More than half the survey's 900 respondents also think foreign investors shouldn't be allowed to buy residential properties in Sydney.

Dr Rogers said identifying foreign investors can be confusing.

"People who are buying established homes are actually Chinese-Australian citizens but people are going to auctions and accusing them of being Chinese investors," he said.

"There are very strict conditions about buying established homes as a foreign investor."

Nevertheless, Sydneysiders have little faith in the way government is regulating foreign investment, he said, with only 12 per cent of respondents agreeing the government should encourage more foreign investment in the Sydney housing market.

"The recent federal budget saw the government come down hard on foreign investors, which demonstrates the dilemma the government is facing as it attempts to manage foreign investment alongside a disenchanted Australian public," Dr Rogers said.

Respondents also rejected the real estate industry's claim that foreign investment increases housing supply, which helps address the housing affordability problem.

By Lisa Robinson
 
  • Blaming foreigners for our housing affordability crisis is understandable but nonetheless wrong.

    It is easy to go to an auction and see Asian looking people and feel that foreigners are swamping our market.
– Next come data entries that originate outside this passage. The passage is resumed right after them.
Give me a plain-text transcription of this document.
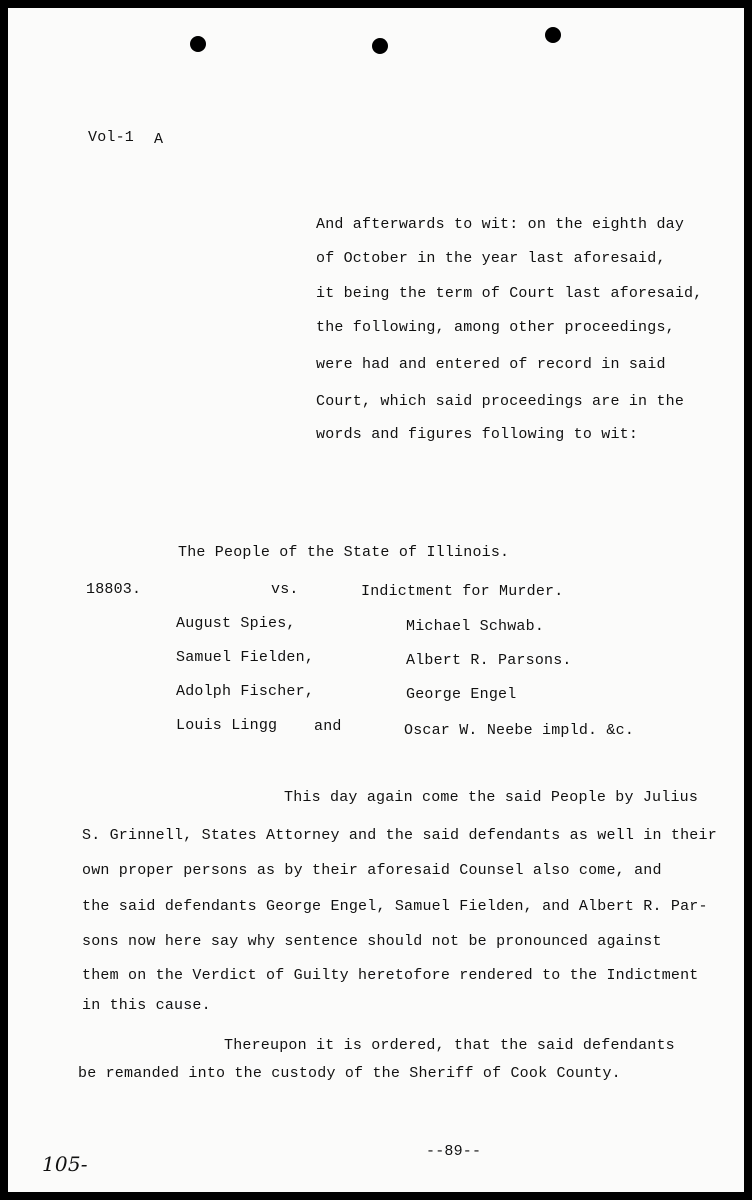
Vol-1 A
And afterwards to wit: on the eighth day
of October in the year last aforesaid,
it being the term of Court last aforesaid,
the following, among other proceedings,
were had and entered of record in said
Court, which said proceedings are in the
words and figures following to wit:
The People of the State of Illinois.
18803.	vs.	Indictment for Murder.
August Spies,	Michael Schwab.
Samuel Fielden,	Albert R. Parsons.
Adolph Fischer,	George Engel
Louis Lingg and	Oscar W. Neebe impld. &c.
This day again come the said People by Julius
S. Grinnell, States Attorney and the said defendants as well in their
own proper persons as by their aforesaid Counsel also come, and
the said defendants George Engel, Samuel Fielden, and Albert R. Par-
sons now here say why sentence should not be pronounced against
them on the Verdict of Guilty heretofore rendered to the Indictment
in this cause.
Thereupon it is ordered, that the said defendants
be remanded into the custody of the Sheriff of Cook County.
--89--
105-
Many of these people are probably actually Australian citizens who simply happen to be of Asian background, and who are just as welcome to purchase and own property as non-Asian Australians. Of those who are indeed foreign buyers, their purchases are limited to new or newly constructed dwellings anyway (unless they plan to live in these dwellings). Of course, if people are flouting the rules, that is a real problem.

    That said, Australia does need to have some form of debate just about the level of immigration. Many immigrants are wonderful people and bring great skills and entrepreneurial drive to our society and economy. We just have to make sure that the rate at which we bring new people in is sustainable, wonderful as these people are. It is possible to have too much of a good thing.